Perhaps no botanical image is more synonymous with Christmas than glossy green leaves and red berries of the holly plant. Both whole live plants and cut branches commonly adorn homes during the holidays.
In many cultures, holly represents hope, defense, domestic happiness, and eternal life due to its hardy nature and ability to bear fruit in cold winter. Decorating with holly at Christmas pays tribute to Jesus’ crown of thorns. The sharp leaves recall the suffering he endured, while the berries symbolize drops of his blood.
Over 400 species of holly exist – from tall trees to shrubs. The traditional Christmas holly is Ilex aquifolium, with glossy prickly leaves and bright red drupes.
Mistletoe is a parasitic evergreen plant most known for its role in Christmas tradition. Its stems and leaves bear white berries, earning it the nickname “all heal” for ancient beliefs that it could cure diseases and ward off evil.
In Norse mythology, mistletoe symbolized love and friendship. Today we kiss under mistletoe hung in doorways as a gesture of peace, forgiveness, and romance.

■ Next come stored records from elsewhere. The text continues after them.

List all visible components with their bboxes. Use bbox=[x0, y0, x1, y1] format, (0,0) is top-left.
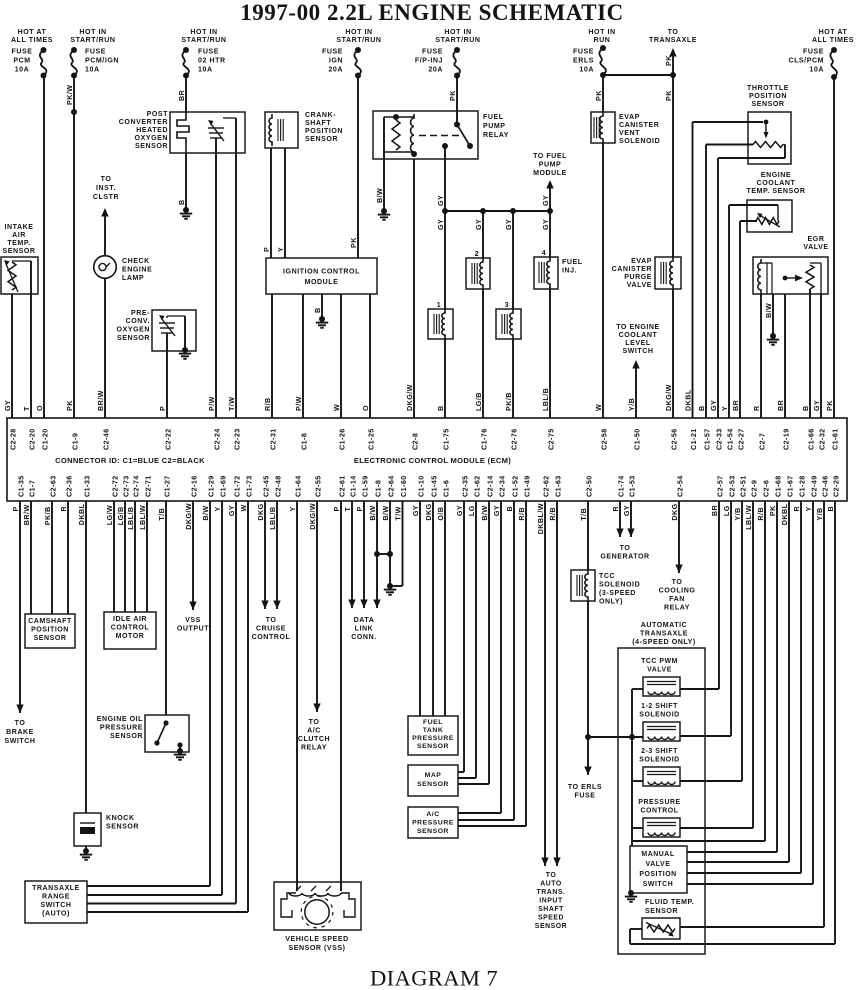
wire DKBL C1-33 to knock sensor bbox=[85, 501, 87, 813]
svg-text:BR: BR bbox=[178, 89, 186, 101]
svg-text:LG: LG bbox=[723, 505, 731, 516]
wire LG/B C2-73 to idle air motor bbox=[124, 501, 126, 612]
svg-text:O: O bbox=[36, 405, 44, 411]
TCC solenoid label bbox=[599, 573, 640, 606]
switch engine oil pressure sensor bbox=[145, 715, 189, 760]
svg-text:Y: Y bbox=[214, 506, 222, 511]
svg-text:FUSE: FUSE bbox=[575, 793, 596, 800]
svg-text:FLUID TEMP.: FLUID TEMP. bbox=[645, 899, 694, 906]
wire PK C1-68 to manual valve switch bbox=[687, 501, 777, 852]
svg-text:IGNITION CONTROL: IGNITION CONTROL bbox=[283, 269, 360, 276]
svg-text:B/W: B/W bbox=[481, 505, 489, 520]
svg-text:INST.: INST. bbox=[96, 185, 116, 192]
label PK (transaxle above) bbox=[665, 55, 673, 66]
wire T intake sensor to C2-20 bbox=[30, 294, 32, 418]
svg-text:LBL/B: LBL/B bbox=[127, 506, 135, 529]
svg-text:C2-63: C2-63 bbox=[49, 475, 57, 497]
net TO TRANSAXLE bbox=[649, 29, 697, 44]
svg-text:DIAGRAM 7: DIAGRAM 7 bbox=[370, 966, 498, 990]
svg-text:F/P-INJ: F/P-INJ bbox=[415, 58, 443, 65]
svg-text:C2-58: C2-58 bbox=[600, 428, 608, 450]
solenoid pressure control bbox=[632, 799, 753, 837]
svg-text:TRANS.: TRANS. bbox=[537, 889, 566, 896]
svg-text:C2-24: C2-24 bbox=[213, 428, 221, 450]
svg-text:HOT IN: HOT IN bbox=[588, 29, 615, 36]
svg-text:PRESSURE: PRESSURE bbox=[412, 735, 454, 742]
svg-text:TCC PWM: TCC PWM bbox=[641, 658, 678, 665]
svg-text:C1-61: C1-61 bbox=[831, 428, 839, 450]
label GY bus drop 3 bbox=[505, 219, 513, 230]
svg-text:TO ERLS: TO ERLS bbox=[568, 784, 602, 791]
wire LBL/B C2-74 to idle air motor bbox=[134, 501, 136, 612]
svg-text:C2-61: C2-61 bbox=[338, 475, 346, 497]
svg-text:SENSOR: SENSOR bbox=[110, 733, 143, 740]
net TO CRUISE CONTROL bbox=[252, 617, 291, 641]
svg-text:C1-6: C1-6 bbox=[442, 480, 450, 497]
svg-text:SOLENOID: SOLENOID bbox=[599, 582, 640, 589]
svg-text:C1-59: C1-59 bbox=[361, 475, 369, 497]
svg-text:C1-52: C1-52 bbox=[511, 475, 519, 497]
wire LG C2-53 to 1-2 shift solenoid bbox=[730, 501, 732, 736]
svg-text:PK: PK bbox=[769, 505, 777, 516]
svg-text:W: W bbox=[333, 404, 341, 411]
vehicle speed sensor label bbox=[285, 936, 349, 952]
net TO ERLS FUSE bbox=[568, 784, 602, 800]
svg-text:T: T bbox=[23, 406, 31, 411]
wire T/W C1-60 to ground bbox=[390, 501, 403, 586]
svg-text:EVAP: EVAP bbox=[631, 258, 652, 265]
label PK (transaxle below) bbox=[665, 90, 673, 101]
svg-text:CLUTCH: CLUTCH bbox=[298, 736, 330, 743]
svg-text:R/B: R/B bbox=[549, 507, 557, 521]
wire BR C2-57 to TCC PWM valve bbox=[718, 501, 720, 689]
svg-text:TO: TO bbox=[15, 720, 26, 727]
engine coolant temp sensor label bbox=[747, 172, 806, 195]
svg-text:C2-31: C2-31 bbox=[269, 428, 277, 450]
svg-text:C1-64: C1-64 bbox=[294, 475, 302, 497]
svg-text:R: R bbox=[60, 506, 68, 512]
svg-text:INJ.: INJ. bbox=[562, 268, 577, 275]
svg-text:C2-19: C2-19 bbox=[782, 428, 790, 450]
label GY (above bus left) bbox=[437, 195, 445, 206]
wire GY EGR to C2-32 bbox=[820, 294, 822, 418]
fuel injector label bbox=[562, 259, 583, 275]
svg-text:CONTROL: CONTROL bbox=[252, 634, 291, 641]
svg-text:B/W: B/W bbox=[765, 303, 773, 318]
svg-text:ALL TIMES: ALL TIMES bbox=[812, 37, 854, 44]
svg-text:PK: PK bbox=[826, 400, 834, 411]
svg-text:C1-8: C1-8 bbox=[374, 480, 382, 497]
solenoid 2-3 shift bbox=[632, 748, 742, 786]
vehicle speed sensor box bbox=[274, 882, 361, 930]
wire T C1-14 to data link conn bbox=[348, 501, 355, 608]
label B/W (relay) bbox=[376, 188, 384, 203]
power feed HOT AT ALL TIMES (right) bbox=[812, 29, 854, 44]
svg-text:C2-76: C2-76 bbox=[510, 428, 518, 450]
svg-text:O: O bbox=[362, 405, 370, 411]
svg-text:GY: GY bbox=[493, 505, 501, 516]
svg-text:TO FUEL: TO FUEL bbox=[533, 153, 567, 160]
svg-text:GY: GY bbox=[813, 400, 821, 411]
svg-text:C2-48: C2-48 bbox=[274, 475, 282, 497]
svg-text:GY: GY bbox=[412, 505, 420, 516]
svg-text:Y: Y bbox=[805, 506, 813, 511]
svg-text:CAMSHAFT: CAMSHAFT bbox=[28, 618, 72, 625]
svg-text:ENGINE: ENGINE bbox=[122, 267, 152, 274]
svg-text:TEMP.: TEMP. bbox=[7, 240, 30, 247]
svg-text:ENGINE OIL: ENGINE OIL bbox=[97, 716, 143, 723]
svg-text:1: 1 bbox=[437, 302, 441, 309]
wire LBL/W C2-9 to pressure control bbox=[752, 501, 754, 828]
svg-text:LG/B: LG/B bbox=[475, 392, 483, 411]
net DATA LINK CONN. bbox=[351, 617, 376, 641]
svg-text:DKG/W: DKG/W bbox=[406, 384, 414, 411]
svg-text:FAN: FAN bbox=[669, 596, 685, 603]
wire O ICM to C1-25 bbox=[369, 294, 371, 418]
svg-text:C2-53: C2-53 bbox=[728, 475, 736, 497]
wire GY to fuel pump module (arrow up) bbox=[546, 180, 553, 211]
svg-text:DKBL/W: DKBL/W bbox=[537, 503, 545, 534]
O2 element symbol (post) bbox=[208, 118, 236, 153]
A/C pressure sensor box bbox=[408, 807, 458, 838]
svg-text:CONV.: CONV. bbox=[126, 318, 150, 325]
wire Y/B C1-50 to coolant level switch bbox=[632, 360, 639, 418]
wire DKG/W relay coil to C2-8 bbox=[413, 159, 415, 418]
wire TCC to ERLS fuse bbox=[584, 737, 591, 775]
wire P/W post O2 to C2-24 bbox=[215, 153, 217, 418]
svg-text:Y: Y bbox=[277, 247, 285, 252]
svg-text:C2-56: C2-56 bbox=[670, 428, 678, 450]
svg-text:HOT AT: HOT AT bbox=[18, 29, 47, 36]
svg-text:TO: TO bbox=[620, 545, 631, 552]
svg-text:POSITION: POSITION bbox=[749, 93, 787, 100]
svg-text:C1-74: C1-74 bbox=[617, 475, 625, 497]
wire PK/B C2-63 to camshaft sensor bbox=[51, 501, 53, 614]
power feed HOT IN START/RUN (O2 HTR) bbox=[181, 29, 226, 44]
svg-text:R: R bbox=[612, 506, 620, 512]
svg-text:P: P bbox=[333, 506, 341, 511]
crankshaft position sensor box bbox=[265, 112, 298, 148]
svg-text:P/W: P/W bbox=[208, 396, 216, 411]
svg-text:CONN.: CONN. bbox=[351, 634, 376, 641]
svg-text:02 HTR: 02 HTR bbox=[198, 58, 226, 65]
svg-text:C2-55: C2-55 bbox=[314, 475, 322, 497]
svg-text:C2-50: C2-50 bbox=[585, 475, 593, 497]
wire color labels above ECM bbox=[4, 384, 834, 411]
svg-text:DKG/W: DKG/W bbox=[309, 503, 317, 530]
power feed HOT IN RUN bbox=[588, 29, 615, 44]
svg-text:10A: 10A bbox=[85, 67, 100, 74]
svg-text:INTAKE: INTAKE bbox=[4, 224, 33, 231]
svg-text:PK: PK bbox=[449, 90, 457, 101]
svg-text:C1-67: C1-67 bbox=[786, 475, 794, 497]
svg-text:TEMP. SENSOR: TEMP. SENSOR bbox=[747, 188, 806, 195]
diagram number bbox=[370, 966, 498, 990]
wire R EGR to C2-7 bbox=[760, 294, 762, 418]
relay switch bbox=[419, 122, 473, 150]
wire B/W C1-8 to data link conn bbox=[373, 501, 380, 608]
EGR solenoid coil bbox=[758, 259, 772, 294]
label PK (F/P-INJ wire) bbox=[449, 90, 457, 101]
svg-text:MODULE: MODULE bbox=[533, 170, 567, 177]
svg-text:PRESSURE: PRESSURE bbox=[100, 725, 143, 732]
svg-text:PURGE: PURGE bbox=[624, 274, 652, 281]
capacitor knock sensor bbox=[74, 813, 101, 846]
wire W ICM to C1-26 bbox=[340, 294, 342, 418]
wire Y/B C2-51 to 2-3 shift solenoid bbox=[741, 501, 743, 781]
svg-text:Y/B: Y/B bbox=[816, 507, 824, 520]
solenoid TCC (3-speed) bbox=[571, 570, 595, 601]
svg-text:VALVE: VALVE bbox=[627, 282, 652, 289]
svg-text:C2-46: C2-46 bbox=[821, 475, 829, 497]
svg-text:2-3 SHIFT: 2-3 SHIFT bbox=[641, 748, 678, 755]
wire DKG/W C2-55 to A/C clutch relay bbox=[313, 501, 320, 712]
wire B ICM to ground bbox=[321, 294, 323, 319]
svg-text:SENSOR: SENSOR bbox=[417, 743, 449, 750]
wire B/W C1-29 to transaxle range switch bbox=[87, 501, 210, 886]
svg-text:VSS: VSS bbox=[185, 617, 201, 624]
svg-text:VENT: VENT bbox=[619, 130, 640, 137]
svg-text:LBL/B: LBL/B bbox=[269, 506, 277, 529]
svg-text:BRAKE: BRAKE bbox=[6, 729, 34, 736]
svg-text:RELAY: RELAY bbox=[664, 605, 690, 612]
fuse PCM 10A label bbox=[12, 49, 33, 74]
wire B/W C2-14 to MAP sensor bbox=[458, 501, 489, 784]
svg-text:PK: PK bbox=[665, 55, 673, 66]
pre-conv oxygen sensor box bbox=[152, 310, 196, 351]
svg-text:VALVE: VALVE bbox=[803, 244, 828, 251]
svg-text:B: B bbox=[506, 506, 514, 512]
wire DKBL TPS wiper to C1-21 bbox=[693, 122, 764, 418]
wire PK fuse F/P-INJ to fuel pump relay bbox=[456, 76, 458, 125]
svg-text:GY: GY bbox=[4, 400, 12, 411]
ground DLC wires bbox=[384, 583, 396, 595]
wire P C2-61 to vehicle speed sensor bbox=[340, 501, 342, 891]
svg-text:OXYGEN: OXYGEN bbox=[117, 327, 150, 334]
ground EGR bbox=[767, 333, 779, 345]
svg-text:FUSE: FUSE bbox=[422, 49, 443, 56]
ECM name text bbox=[354, 456, 511, 465]
wire R C2-36 to camshaft sensor bbox=[67, 501, 69, 614]
wire P crank sensor to ICM bbox=[270, 148, 272, 258]
svg-text:GY: GY bbox=[710, 400, 718, 411]
svg-text:FUSE: FUSE bbox=[12, 49, 33, 56]
svg-text:PK: PK bbox=[66, 400, 74, 411]
svg-text:SENSOR: SENSOR bbox=[535, 923, 567, 930]
svg-text:FUSE: FUSE bbox=[322, 49, 343, 56]
wire B/W EGR to ground bbox=[772, 294, 774, 336]
fuse PCM/IGN 10A label bbox=[85, 49, 119, 74]
svg-text:GY: GY bbox=[228, 505, 236, 516]
wire B/W C2-64 to ground bbox=[389, 501, 391, 586]
wire PK to transaxle (arrow up) bbox=[669, 48, 676, 75]
title bbox=[240, 0, 624, 25]
svg-text:GY: GY bbox=[437, 195, 445, 206]
svg-text:C2-35: C2-35 bbox=[461, 475, 469, 497]
automatic transaxle box bbox=[618, 648, 705, 954]
svg-text:C2-8: C2-8 bbox=[411, 433, 419, 450]
svg-text:TO ENGINE: TO ENGINE bbox=[616, 324, 660, 331]
svg-text:10A: 10A bbox=[579, 67, 594, 74]
svg-text:SENSOR: SENSOR bbox=[305, 136, 338, 143]
svg-text:B/W: B/W bbox=[202, 505, 210, 520]
evap canister purge valve label bbox=[612, 258, 652, 289]
power feed HOT IN START/RUN (F/P-INJ) bbox=[435, 29, 480, 44]
svg-text:START/RUN: START/RUN bbox=[181, 37, 226, 44]
fuse ERLS 10A bbox=[599, 45, 606, 78]
label GY (fp module) bbox=[542, 195, 550, 206]
solenoid TCC PWM valve bbox=[632, 658, 719, 696]
wire Y C2-49 to manual valve switch bbox=[687, 501, 813, 884]
svg-text:4: 4 bbox=[542, 250, 546, 257]
svg-text:C2-64: C2-64 bbox=[387, 475, 395, 497]
throttle position sensor label bbox=[747, 85, 789, 108]
wire DKG C1-45 to fuel tank pressure sensor bbox=[432, 501, 434, 716]
label Y (crank) bbox=[277, 247, 285, 252]
svg-text:PK/B: PK/B bbox=[44, 506, 52, 525]
svg-text:BR/W: BR/W bbox=[97, 390, 105, 411]
svg-text:C1-26: C1-26 bbox=[338, 428, 346, 450]
svg-text:P/W: P/W bbox=[295, 396, 303, 411]
svg-text:C1-9: C1-9 bbox=[71, 433, 79, 450]
wire LBL/W C2-71 to idle air motor bbox=[146, 501, 148, 612]
svg-text:AUTOMATIC: AUTOMATIC bbox=[641, 622, 688, 629]
svg-text:TO: TO bbox=[101, 176, 112, 183]
svg-text:BR/W: BR/W bbox=[23, 504, 31, 525]
fluid temp sensor label bbox=[645, 899, 694, 915]
svg-text:DKBL: DKBL bbox=[781, 503, 789, 525]
svg-text:10A: 10A bbox=[15, 67, 30, 74]
svg-text:VALVE: VALVE bbox=[646, 861, 671, 868]
svg-text:START/RUN: START/RUN bbox=[336, 37, 381, 44]
svg-text:TO: TO bbox=[546, 872, 557, 879]
svg-text:C2-36: C2-36 bbox=[65, 475, 73, 497]
svg-text:C1-28: C1-28 bbox=[798, 475, 806, 497]
ground pre-conv O2 bbox=[179, 347, 191, 359]
net VSS OUTPUT bbox=[177, 501, 209, 633]
svg-text:TCC: TCC bbox=[599, 573, 615, 580]
svg-text:C2-23: C2-23 bbox=[233, 428, 241, 450]
svg-text:COOLANT: COOLANT bbox=[619, 332, 658, 339]
svg-text:PRESSURE: PRESSURE bbox=[412, 820, 454, 827]
svg-text:C1-53: C1-53 bbox=[628, 475, 636, 497]
wire Y crank sensor to ICM bbox=[284, 148, 286, 258]
svg-text:GY: GY bbox=[542, 219, 550, 230]
wire PK/W fuse PCM/IGN to C1-9 bbox=[71, 76, 77, 419]
wire injector3 branch bbox=[512, 211, 514, 418]
label P (crank) bbox=[263, 247, 271, 252]
ground ICM bbox=[316, 316, 328, 328]
throttle position sensor box bbox=[748, 112, 791, 164]
fuel pump relay box bbox=[373, 111, 478, 159]
solenoid 1-2 shift bbox=[639, 703, 731, 741]
svg-text:C1-72: C1-72 bbox=[233, 475, 241, 497]
svg-text:CONNECTOR ID: C1=BLUE C2=BLACK: CONNECTOR ID: C1=BLUE C2=BLACK bbox=[55, 456, 205, 465]
label PK (vent wire) bbox=[595, 90, 603, 101]
svg-text:PK: PK bbox=[350, 237, 358, 248]
svg-text:HOT IN: HOT IN bbox=[190, 29, 217, 36]
svg-text:C2-46: C2-46 bbox=[102, 428, 110, 450]
wire B C2-29 fluid temp return bbox=[630, 501, 835, 944]
svg-text:A/C: A/C bbox=[307, 728, 321, 735]
wire DKG/W purge valve to C2-56 bbox=[672, 289, 674, 418]
wire P pre-conv O2 to C2-22 bbox=[166, 333, 168, 418]
fuse IGN 20A label bbox=[322, 49, 343, 74]
evap canister vent solenoid box bbox=[591, 112, 615, 143]
svg-text:CRANK-: CRANK- bbox=[305, 112, 336, 119]
wire GY C2-34 to A/C pressure sensor bbox=[458, 501, 501, 813]
O2 element symbol (pre) bbox=[159, 315, 185, 350]
injector 4 box bbox=[534, 250, 558, 289]
svg-text:VALVE: VALVE bbox=[647, 667, 672, 674]
svg-text:RANGE: RANGE bbox=[42, 894, 70, 901]
svg-text:W: W bbox=[595, 404, 603, 411]
svg-text:GY: GY bbox=[456, 505, 464, 516]
svg-text:GY: GY bbox=[437, 219, 445, 230]
camshaft position sensor box bbox=[25, 614, 75, 648]
svg-text:SENSOR (VSS): SENSOR (VSS) bbox=[288, 945, 345, 952]
wire Y C1-69 to transaxle range switch bbox=[87, 501, 222, 895]
svg-text:SENSOR: SENSOR bbox=[34, 635, 67, 642]
svg-text:KNOCK: KNOCK bbox=[106, 815, 135, 822]
svg-text:AIR: AIR bbox=[12, 232, 26, 239]
svg-text:3: 3 bbox=[505, 302, 509, 309]
svg-text:POSITION: POSITION bbox=[31, 627, 69, 634]
svg-text:10A: 10A bbox=[198, 67, 213, 74]
svg-text:R/B: R/B bbox=[518, 507, 526, 521]
engine oil pressure sensor label bbox=[97, 716, 143, 740]
svg-text:T: T bbox=[344, 507, 352, 512]
svg-text:HOT IN: HOT IN bbox=[345, 29, 372, 36]
wire PK to purge valve bbox=[672, 75, 674, 257]
svg-text:PK: PK bbox=[665, 90, 673, 101]
svg-text:T/W: T/W bbox=[228, 397, 236, 411]
svg-text:COOLING: COOLING bbox=[659, 588, 696, 595]
injector 2 box bbox=[466, 251, 490, 289]
svg-text:SENSOR: SENSOR bbox=[106, 824, 139, 831]
wire O/B C1-6 to fuel tank pressure sensor bbox=[444, 501, 446, 716]
net TO BRAKE SWITCH bbox=[4, 720, 35, 745]
fuse F/P-INJ 20A label bbox=[415, 49, 443, 74]
ECM bottom row pin ids bbox=[17, 475, 840, 497]
svg-text:TO: TO bbox=[668, 29, 679, 36]
svg-text:SWITCH: SWITCH bbox=[643, 881, 673, 888]
svg-text:SHAFT: SHAFT bbox=[538, 906, 564, 913]
svg-text:P: P bbox=[263, 247, 271, 252]
wire PK fuse IGN to ICM bbox=[357, 76, 359, 259]
crankshaft position sensor label bbox=[305, 112, 343, 143]
svg-text:SOLENOID: SOLENOID bbox=[639, 757, 679, 764]
wire injector1 branch bbox=[444, 211, 446, 418]
wire O fuse PCM to C1-20 bbox=[43, 76, 45, 419]
svg-text:2: 2 bbox=[475, 251, 479, 258]
svg-text:SOLENOID: SOLENOID bbox=[619, 138, 660, 145]
wire injector2 branch bbox=[482, 211, 484, 418]
svg-text:B: B bbox=[314, 307, 322, 313]
svg-text:VEHICLE SPEED: VEHICLE SPEED bbox=[285, 936, 349, 943]
label GY bus drop 4 bbox=[542, 219, 550, 230]
svg-text:LBL/W: LBL/W bbox=[139, 505, 147, 530]
svg-text:BR: BR bbox=[732, 399, 740, 411]
svg-text:PUMP: PUMP bbox=[539, 162, 562, 169]
svg-text:R/B: R/B bbox=[264, 397, 272, 411]
thermistor fluid temp sensor bbox=[642, 918, 680, 939]
transaxle range switch box bbox=[25, 881, 87, 923]
svg-text:THROTTLE: THROTTLE bbox=[747, 85, 789, 92]
label PK (IGN wire) bbox=[350, 237, 358, 248]
pre-conv oxygen sensor label bbox=[117, 310, 151, 342]
label GY bus drop 2 bbox=[475, 219, 483, 230]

Though highly toxic, mistletoe remains intrinsic to Christmas as a decoration and romantic tradition. The custom likely derives from ancient celebrations of winter solstice and the renewal of light, life and hope.
Honor Christmas Traditions with Festive Flowers
Christmas brings out beautiful plants and floral legends that have come to represent this most wonderful time of year. When decorating your home, look for traditional blooms like poinsettias, Christmas roses, holly, and more. Display them in wreaths, centerpieces, garlands, and arrangements to fill your home with the natural beauty and symbolism of Christmas.